Bei Verbrechen, die für ein Regime begangen wurden, entziehen sich die Täterinnen und Täter nach einem Regierungswechsel häufig der Strafverfolgung, indem sie sich ins Ausland absetzen. Mit dem Artikel im schweizerischen Strafgesetzbuch wird verhindert, dass das Verschwindenlassen von Personen ungesühnt bleibt: Wenn der Täter nicht ausgeliefert werden kann, weil ihm beispielsweise Folter droht, springt die Schweiz mit einer stellvertretenden Strafverfolgung ein.

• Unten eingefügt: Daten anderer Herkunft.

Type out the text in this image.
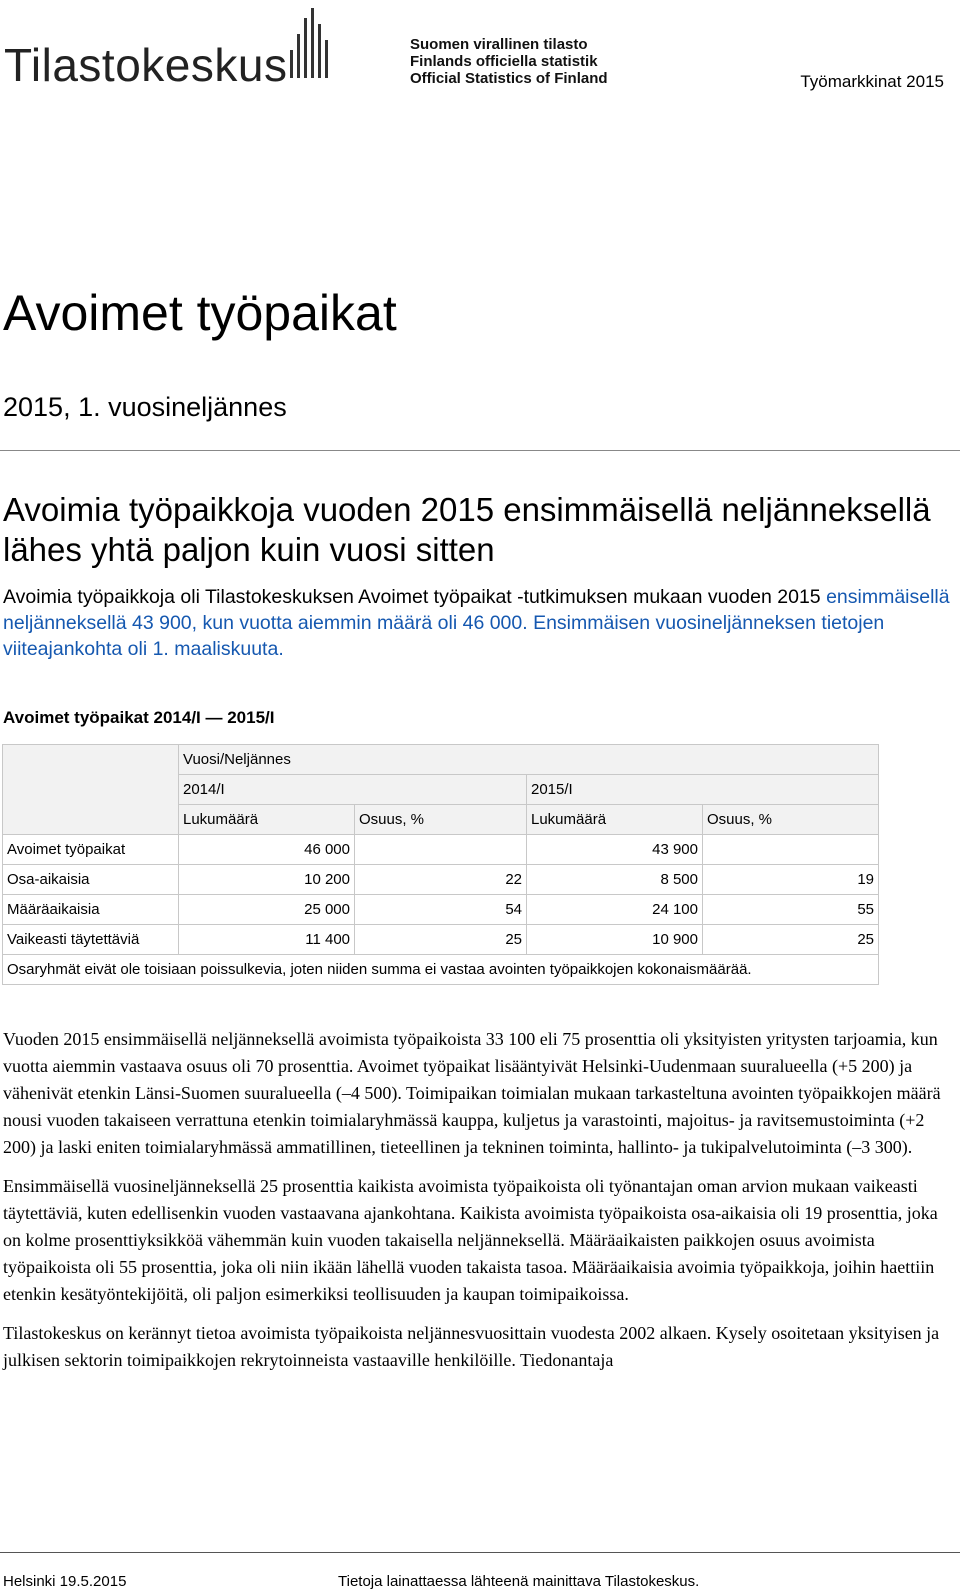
Tilastokeskus	Suomen virallinen tilasto
Finlands officiella statistik
Official Statistics of Finland	Työmarkkinat 2015
Avoimet työpaikat
2015, 1. vuosineljännes
Avoimia työpaikkoja vuoden 2015 ensimmäisellä neljänneksellä lähes yhtä paljon kuin vuosi sitten
Avoimia työpaikkoja oli Tilastokeskuksen Avoimet työpaikat -tutkimuksen mukaan vuoden 2015 ensimmäisellä neljänneksellä 43 900, kun vuotta aiemmin määrä oli 46 000. Ensimmäisen vuosineljänneksen tietojen viiteajankohta oli 1. maaliskuuta.
Avoimet työpaikat 2014/I — 2015/I
	Vuosi/Neljännes			
	2014/I		2015/I	
	Lukumäärä	Osuus, %	Lukumäärä	Osuus, %
Avoimet työpaikat	46 000		43 900	
Osa-aikaisia	10 200	22	8 500	19
Määräaikaisia	25 000	54	24 100	55
Vaikeasti täytettäviä	11 400	25	10 900	25
Osaryhmät eivät ole toisiaan poissulkevia, joten niiden summa ei vastaa avointen työpaikkojen kokonaismäärää.				

Vuoden 2015 ensimmäisellä neljänneksellä avoimista työpaikoista 33 100 eli 75 prosenttia oli yksityisten yritysten tarjoamia, kun vuotta aiemmin vastaava osuus oli 70 prosenttia. Avoimet työpaikat lisääntyivät Helsinki-Uudenmaan suuralueella (+5 200) ja vähenivät etenkin Länsi-Suomen suuralueella (–4 500). Toimipaikan toimialan mukaan tarkasteltuna avointen työpaikkojen määrä nousi vuoden takaiseen verrattuna etenkin toimialaryhmässä kauppa, kuljetus ja varastointi, majoitus- ja ravitsemustoiminta (+2 200) ja laski eniten toimialaryhmässä ammatillinen, tieteellinen ja tekninen toiminta, hallinto- ja tukipalvelutoiminta (–3 300).

Ensimmäisellä vuosineljänneksellä 25 prosenttia kaikista avoimista työpaikoista oli työnantajan oman arvion mukaan vaikeasti täytettäviä, kuten edellisenkin vuoden vastaavana ajankohtana. Kaikista avoimista työpaikoista osa-aikaisia oli 19 prosenttia, joka on kolme prosenttiyksikköä vähemmän kuin vuoden takaisella neljänneksellä. Määräaikaisten paikkojen osuus avoimista työpaikoista oli 55 prosenttia, joka oli niin ikään lähellä vuoden takaista tasoa. Määräaikaisia avoimia työpaikkoja, joihin haettiin etenkin kesätyöntekijöitä, oli paljon esimerkiksi teollisuuden ja kaupan toimipaikoissa.

Tilastokeskus on kerännyt tietoa avoimista työpaikoista neljännesvuosittain vuodesta 2002 alkaen. Kysely osoitetaan yksityisen ja julkisen sektorin toimipaikkojen rekrytoinneista vastaaville henkilöille. Tiedonantaja

Helsinki 19.5.2015	Tietoja lainattaessa lähteenä mainittava Tilastokeskus.
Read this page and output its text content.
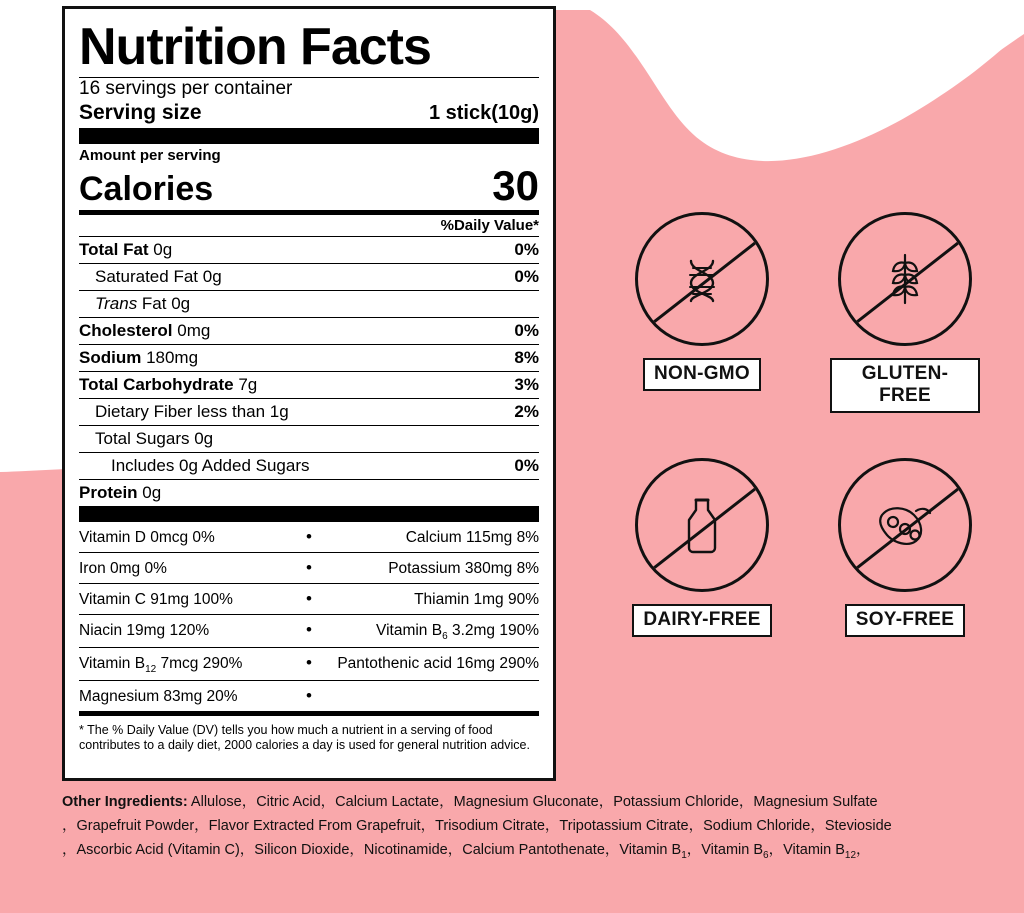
Nutrition Facts
16 servings per container
Serving size	1 stick(10g)
Amount per serving
Calories	30
%Daily Value*
Total Fat 0g	0%
Saturated Fat 0g	0%
Trans Fat 0g
Cholesterol 0mg	0%
Sodium 180mg	8%
Total Carbohydrate 7g	3%
Dietary Fiber less than 1g	2%
Total Sugars 0g
Includes 0g Added Sugars	0%
Protein 0g
Vitamin D 0mcg 0%	•	Calcium 115mg 8%
Iron 0mg 0%	•	Potassium 380mg 8%
Vitamin C 91mg 100%	•	Thiamin 1mg 90%
Niacin 19mg 120%	•	Vitamin $B_6$ 3.2mg 190%
Vitamin $B_{12}$ 7mcg 290%	•	Pantothenic acid 16mg 290%
Magnesium 83mg 20%	•
* The % Daily Value (DV) tells you how much a nutrient in a serving of food contributes to a daily diet, 2000 calories a day is used for general nutrition advice.
NON-GMO	GLUTEN-FREE
DAIRY-FREE	SOY-FREE
Other Ingredients: Allulose，Citric Acid，Calcium Lactate，Magnesium Gluconate，Potassium Chloride，Magnesium Sulfate
，Grapefruit Powder，Flavor Extracted From Grapefruit，Trisodium Citrate，Tripotassium Citrate，Sodium Chloride，Stevioside
，Ascorbic Acid (Vitamin C)，Silicon Dioxide，Nicotinamide，Calcium Pantothenate，Vitamin $B_1$，Vitamin $B_6$，Vitamin $B_{12}$，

Was bedeutet der Freispruch für die Menschen in Belarus? Auch wenn es vor der ersten Instanz zu einem Freispruch gekommen ist, könnte der Prozess in der Schweiz eine Signalwirkung haben: Mitarbeitende des Regimes – auch Niedrige in der Hierarchie – wissen nun, dass ihnen im Ausland der Prozess gemacht werden kann. Dass man für die amtierende Regierung gehandelt hat, ist im Ausland kein Schutz. Das könnte den einen oder anderen vielleicht doch zum Nachdenken bringen – und der Bevölkerung Hoffnung geben, dass die Verbrechen des Regimes nicht ewig straflos bleiben.